Fried – Blick aus Berlin Richter und Regierung trafen sich vor dem folgenschweren Urteil: Hätten die nicht mal was sagen können?

Robert Habeck, Olaf Scholz und Christian Lindner bei einem Pressestatement
Christian Lindner, Bundeskanzler Olaf Scholz und Robert Habeck geben ein Pressestatement nach dem Urteil des Bundesverfassungsgerichts zum Nachtragshaushalt 2021. Das Bundesverfassungsgericht hat nach einer Klage der Union den Nachtragshaushalt 2021 gekippt
© Kay Nietfeld/dpa
Die Regierung wurde vom Urteil des Verfassungsgerichts kalt erwischt. Erstaunlich eigentlich, denn eine Woche zuvor hatten sich Richter und Minister noch zum sogenannten Interorganaustausch getroffen. Da hätte man doch mal ...

Am Urteil des Verfassungsgerichts zur Schuldenbremse hat mich am meisten überrascht, dass die Regierung davon so überrascht wurde. Nicht etwa, weil ich vermutet hätte, dass Kanzler und Minister insgeheim mit schlechtem Gewissen herumliefen. Das Vertrauen in die eigene Unfehlbarkeit ist bei Olaf Scholz bekanntlich kein unterentwickelter Charakterzug. Auch Christian Lindner mangelt es hie und da an Geld, aber nie an Selbstbewusstsein.

Nein, ich war überrascht, weil das Gericht nur eine Woche vor der Verkündung bei einem Abendessen mit dem Kabinett in Karlsruhe offenkundig nicht über das bevorstehende Urteil gesprochen hatte. Eines der Themen hieß zwar "Krise als Motor der Staatsmodernisierung". Dass der Motor mangels 60 Milliarden Euro bald ins Stottern geraten könnte, haben die Richterinnen und Richtern ihren Gästen aber nicht verraten. Manche Zunge mag vom ständigen Draufbeißen ganz wund geworden sein.

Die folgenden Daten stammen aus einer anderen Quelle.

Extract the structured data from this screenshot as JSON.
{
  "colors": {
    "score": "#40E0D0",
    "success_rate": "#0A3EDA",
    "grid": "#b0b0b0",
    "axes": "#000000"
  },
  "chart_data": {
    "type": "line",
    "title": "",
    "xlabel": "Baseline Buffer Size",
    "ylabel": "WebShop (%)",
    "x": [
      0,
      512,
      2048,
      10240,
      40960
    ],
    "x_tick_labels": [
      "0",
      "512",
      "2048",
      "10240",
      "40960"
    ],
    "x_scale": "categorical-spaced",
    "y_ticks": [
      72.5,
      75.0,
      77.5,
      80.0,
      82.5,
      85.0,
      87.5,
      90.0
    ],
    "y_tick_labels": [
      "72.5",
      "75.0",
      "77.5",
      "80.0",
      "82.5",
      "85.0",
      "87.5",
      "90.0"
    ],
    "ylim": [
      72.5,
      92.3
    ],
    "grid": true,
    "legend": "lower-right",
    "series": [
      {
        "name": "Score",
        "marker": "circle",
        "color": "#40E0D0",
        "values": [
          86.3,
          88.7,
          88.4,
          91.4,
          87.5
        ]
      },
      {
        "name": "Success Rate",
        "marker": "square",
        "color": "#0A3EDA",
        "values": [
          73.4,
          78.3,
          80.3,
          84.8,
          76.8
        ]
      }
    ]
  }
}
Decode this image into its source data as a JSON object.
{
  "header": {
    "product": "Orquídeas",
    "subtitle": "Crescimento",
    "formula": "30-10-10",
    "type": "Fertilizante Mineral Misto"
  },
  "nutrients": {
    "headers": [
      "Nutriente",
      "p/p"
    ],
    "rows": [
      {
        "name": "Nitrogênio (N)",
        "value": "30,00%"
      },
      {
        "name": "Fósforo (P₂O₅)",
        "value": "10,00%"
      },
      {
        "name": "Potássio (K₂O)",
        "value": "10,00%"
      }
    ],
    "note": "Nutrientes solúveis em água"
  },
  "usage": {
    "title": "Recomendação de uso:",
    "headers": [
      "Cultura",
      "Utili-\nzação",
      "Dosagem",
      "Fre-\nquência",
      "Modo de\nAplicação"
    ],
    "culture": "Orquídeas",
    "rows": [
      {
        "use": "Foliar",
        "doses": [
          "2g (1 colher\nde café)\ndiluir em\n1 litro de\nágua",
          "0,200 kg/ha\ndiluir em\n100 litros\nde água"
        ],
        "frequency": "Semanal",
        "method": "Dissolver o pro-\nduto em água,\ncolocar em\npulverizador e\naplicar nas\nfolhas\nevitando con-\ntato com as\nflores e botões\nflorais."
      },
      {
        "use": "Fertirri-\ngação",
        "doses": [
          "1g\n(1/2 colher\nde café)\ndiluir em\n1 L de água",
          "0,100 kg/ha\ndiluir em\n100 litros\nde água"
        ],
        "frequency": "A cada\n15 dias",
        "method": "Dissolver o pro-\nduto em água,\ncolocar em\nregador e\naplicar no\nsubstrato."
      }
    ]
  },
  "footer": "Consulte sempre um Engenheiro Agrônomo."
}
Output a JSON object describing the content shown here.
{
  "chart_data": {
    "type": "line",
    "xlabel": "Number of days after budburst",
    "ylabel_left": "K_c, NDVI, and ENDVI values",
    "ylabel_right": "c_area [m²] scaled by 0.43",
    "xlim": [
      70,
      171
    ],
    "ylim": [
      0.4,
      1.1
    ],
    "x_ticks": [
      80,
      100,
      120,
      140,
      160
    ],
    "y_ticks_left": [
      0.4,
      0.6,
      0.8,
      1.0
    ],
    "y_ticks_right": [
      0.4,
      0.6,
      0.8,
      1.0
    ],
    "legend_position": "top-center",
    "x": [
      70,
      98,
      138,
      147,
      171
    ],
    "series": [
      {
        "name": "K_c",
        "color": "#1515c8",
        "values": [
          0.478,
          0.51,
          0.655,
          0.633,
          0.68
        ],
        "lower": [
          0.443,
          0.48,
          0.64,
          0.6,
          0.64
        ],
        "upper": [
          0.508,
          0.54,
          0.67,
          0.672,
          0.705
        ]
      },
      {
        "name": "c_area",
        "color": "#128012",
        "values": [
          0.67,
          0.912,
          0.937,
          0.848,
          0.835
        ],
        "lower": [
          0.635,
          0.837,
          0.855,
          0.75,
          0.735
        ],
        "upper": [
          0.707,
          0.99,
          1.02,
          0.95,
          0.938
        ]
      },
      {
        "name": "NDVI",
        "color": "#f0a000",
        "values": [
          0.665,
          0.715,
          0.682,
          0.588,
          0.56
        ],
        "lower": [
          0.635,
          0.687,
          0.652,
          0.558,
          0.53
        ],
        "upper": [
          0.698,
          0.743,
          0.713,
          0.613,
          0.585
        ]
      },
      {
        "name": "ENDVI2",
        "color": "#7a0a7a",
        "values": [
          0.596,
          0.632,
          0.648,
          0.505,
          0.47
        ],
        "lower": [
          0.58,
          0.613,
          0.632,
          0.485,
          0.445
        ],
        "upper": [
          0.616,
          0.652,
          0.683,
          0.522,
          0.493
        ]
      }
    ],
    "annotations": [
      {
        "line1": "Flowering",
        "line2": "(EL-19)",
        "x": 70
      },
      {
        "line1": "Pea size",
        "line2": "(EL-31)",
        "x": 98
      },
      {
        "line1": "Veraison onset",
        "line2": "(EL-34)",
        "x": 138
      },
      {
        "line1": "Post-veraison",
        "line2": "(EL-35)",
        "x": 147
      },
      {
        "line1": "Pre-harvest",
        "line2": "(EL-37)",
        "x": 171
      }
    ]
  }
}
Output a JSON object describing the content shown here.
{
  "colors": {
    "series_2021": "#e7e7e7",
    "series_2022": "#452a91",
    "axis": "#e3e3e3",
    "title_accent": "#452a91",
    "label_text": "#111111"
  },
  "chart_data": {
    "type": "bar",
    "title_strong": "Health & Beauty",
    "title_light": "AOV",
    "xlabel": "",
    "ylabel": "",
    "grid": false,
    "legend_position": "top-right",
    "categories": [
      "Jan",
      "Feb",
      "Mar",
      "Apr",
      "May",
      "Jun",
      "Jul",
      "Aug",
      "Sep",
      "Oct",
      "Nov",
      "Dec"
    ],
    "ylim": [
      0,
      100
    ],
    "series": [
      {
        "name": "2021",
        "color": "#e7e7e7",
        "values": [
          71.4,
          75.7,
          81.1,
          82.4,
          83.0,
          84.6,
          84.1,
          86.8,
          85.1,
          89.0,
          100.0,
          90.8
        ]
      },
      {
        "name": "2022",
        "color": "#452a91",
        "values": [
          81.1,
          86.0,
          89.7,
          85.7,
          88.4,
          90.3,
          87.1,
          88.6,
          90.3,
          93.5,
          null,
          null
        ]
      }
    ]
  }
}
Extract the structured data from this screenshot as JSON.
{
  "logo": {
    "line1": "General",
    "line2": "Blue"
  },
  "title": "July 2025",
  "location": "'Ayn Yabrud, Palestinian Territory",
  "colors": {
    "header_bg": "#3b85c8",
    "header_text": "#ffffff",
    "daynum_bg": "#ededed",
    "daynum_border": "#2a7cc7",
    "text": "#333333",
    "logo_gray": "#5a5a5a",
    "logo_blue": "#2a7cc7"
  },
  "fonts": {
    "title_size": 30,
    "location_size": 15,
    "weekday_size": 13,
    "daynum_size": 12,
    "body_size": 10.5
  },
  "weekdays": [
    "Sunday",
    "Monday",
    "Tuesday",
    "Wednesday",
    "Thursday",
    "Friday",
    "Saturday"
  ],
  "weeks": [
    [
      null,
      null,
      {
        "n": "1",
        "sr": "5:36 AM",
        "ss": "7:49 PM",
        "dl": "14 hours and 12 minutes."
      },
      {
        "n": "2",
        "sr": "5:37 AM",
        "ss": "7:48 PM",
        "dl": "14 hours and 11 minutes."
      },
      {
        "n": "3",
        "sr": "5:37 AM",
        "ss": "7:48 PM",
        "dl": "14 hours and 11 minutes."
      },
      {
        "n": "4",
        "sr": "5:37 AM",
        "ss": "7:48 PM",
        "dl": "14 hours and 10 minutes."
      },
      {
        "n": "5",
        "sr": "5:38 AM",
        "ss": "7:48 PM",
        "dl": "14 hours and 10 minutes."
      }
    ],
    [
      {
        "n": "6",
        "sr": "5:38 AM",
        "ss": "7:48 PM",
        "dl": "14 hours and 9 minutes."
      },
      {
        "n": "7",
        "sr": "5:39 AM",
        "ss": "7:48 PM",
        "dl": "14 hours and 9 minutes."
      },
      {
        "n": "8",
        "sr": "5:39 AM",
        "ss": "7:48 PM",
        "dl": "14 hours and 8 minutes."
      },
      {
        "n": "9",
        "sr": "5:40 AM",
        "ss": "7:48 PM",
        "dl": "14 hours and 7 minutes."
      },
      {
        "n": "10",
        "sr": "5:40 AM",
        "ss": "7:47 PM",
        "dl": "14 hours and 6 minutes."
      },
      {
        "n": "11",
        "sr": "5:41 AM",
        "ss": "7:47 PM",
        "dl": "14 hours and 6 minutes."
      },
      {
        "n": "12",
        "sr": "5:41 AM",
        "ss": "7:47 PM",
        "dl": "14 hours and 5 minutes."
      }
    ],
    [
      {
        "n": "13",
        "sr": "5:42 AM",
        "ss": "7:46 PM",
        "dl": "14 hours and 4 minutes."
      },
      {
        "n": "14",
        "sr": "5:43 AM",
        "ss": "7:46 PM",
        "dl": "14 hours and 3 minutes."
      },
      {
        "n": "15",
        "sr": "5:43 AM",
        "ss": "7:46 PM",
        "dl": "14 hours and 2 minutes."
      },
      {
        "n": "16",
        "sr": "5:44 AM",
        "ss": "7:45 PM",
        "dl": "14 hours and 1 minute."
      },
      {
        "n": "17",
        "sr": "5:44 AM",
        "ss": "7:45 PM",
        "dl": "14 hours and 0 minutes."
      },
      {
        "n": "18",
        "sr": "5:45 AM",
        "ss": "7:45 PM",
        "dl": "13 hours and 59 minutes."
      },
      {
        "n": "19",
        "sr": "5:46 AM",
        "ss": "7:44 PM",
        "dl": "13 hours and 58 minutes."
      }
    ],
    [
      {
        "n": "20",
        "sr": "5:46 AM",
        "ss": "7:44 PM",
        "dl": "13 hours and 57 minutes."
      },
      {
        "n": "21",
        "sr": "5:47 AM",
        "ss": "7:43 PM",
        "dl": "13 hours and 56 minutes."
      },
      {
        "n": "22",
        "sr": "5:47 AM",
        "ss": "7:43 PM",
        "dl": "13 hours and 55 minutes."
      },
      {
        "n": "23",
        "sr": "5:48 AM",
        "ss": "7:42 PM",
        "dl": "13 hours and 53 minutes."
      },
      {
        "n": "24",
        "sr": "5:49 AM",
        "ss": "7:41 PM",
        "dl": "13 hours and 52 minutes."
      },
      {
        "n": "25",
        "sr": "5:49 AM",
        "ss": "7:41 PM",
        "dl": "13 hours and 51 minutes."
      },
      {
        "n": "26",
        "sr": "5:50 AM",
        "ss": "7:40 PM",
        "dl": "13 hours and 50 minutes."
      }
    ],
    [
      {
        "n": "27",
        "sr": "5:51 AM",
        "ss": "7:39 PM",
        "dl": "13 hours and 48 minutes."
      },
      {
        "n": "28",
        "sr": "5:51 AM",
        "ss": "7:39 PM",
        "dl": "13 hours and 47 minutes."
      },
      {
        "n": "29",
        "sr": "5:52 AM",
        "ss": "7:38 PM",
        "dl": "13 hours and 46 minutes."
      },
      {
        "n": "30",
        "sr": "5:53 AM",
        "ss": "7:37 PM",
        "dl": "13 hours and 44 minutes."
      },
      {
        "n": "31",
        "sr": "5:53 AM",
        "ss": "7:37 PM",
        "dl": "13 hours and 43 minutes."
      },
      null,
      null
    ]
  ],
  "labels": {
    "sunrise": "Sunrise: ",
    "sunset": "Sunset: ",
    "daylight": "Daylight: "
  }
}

Interorganaustausch lautet der liebliche Fachbegriff für solche Treffen. Weil man sich diese Verschwiegenheit im geschwätzigen politisch-medialen Berliner Raum nur schwer vorstellen kann, sind sie nicht unumstritten. Ein Strafrichter trifft sich während eines Prozesses auch nicht zum Essen mit einem angeklagten Steuerhinterzieher.

Vor zwei Jahren, es war die Zeit der Coronapandemie, stellte ein Kläger im Zuge der Verfassungsbeschwerde gegen die Ausgangsbeschränkungen einen Befangenheitsantrag gegen Gerichtspräsident Stephan Harbarth. Der hatte für ein Gespräch mit der Regierung Angela Merkels das Thema "Entscheidung unter Unsicherheiten" gewählt. Harbarth nannte das später eine "abstrakte und zeitlose Fragestellung", also nicht konkret auf Corona gemünzt. Der Befangenheitsantrag wurde abgelehnt.

Verschwiegenheit ist Pflicht

Das für die Regierung schmerzhafte Urteil zur Schuldenbremse liefert allerdings dem Verdacht nun keine neue Nahrung, das Verfassungsgericht sei nach einem fröhlichen Beisammensein gegenüber dem Kanzler und seinen Ministern befangen gewesen. Die Härte des Urteils ließe eher vermuten, dass irgendein Regierungsmitglied – womöglich selbst Jurist und die Zunge vom badischen Wein gelockert – den Richtern zu später Stunde einen Vortrag hielt, sie hätten doch sowieso keine Ahnung.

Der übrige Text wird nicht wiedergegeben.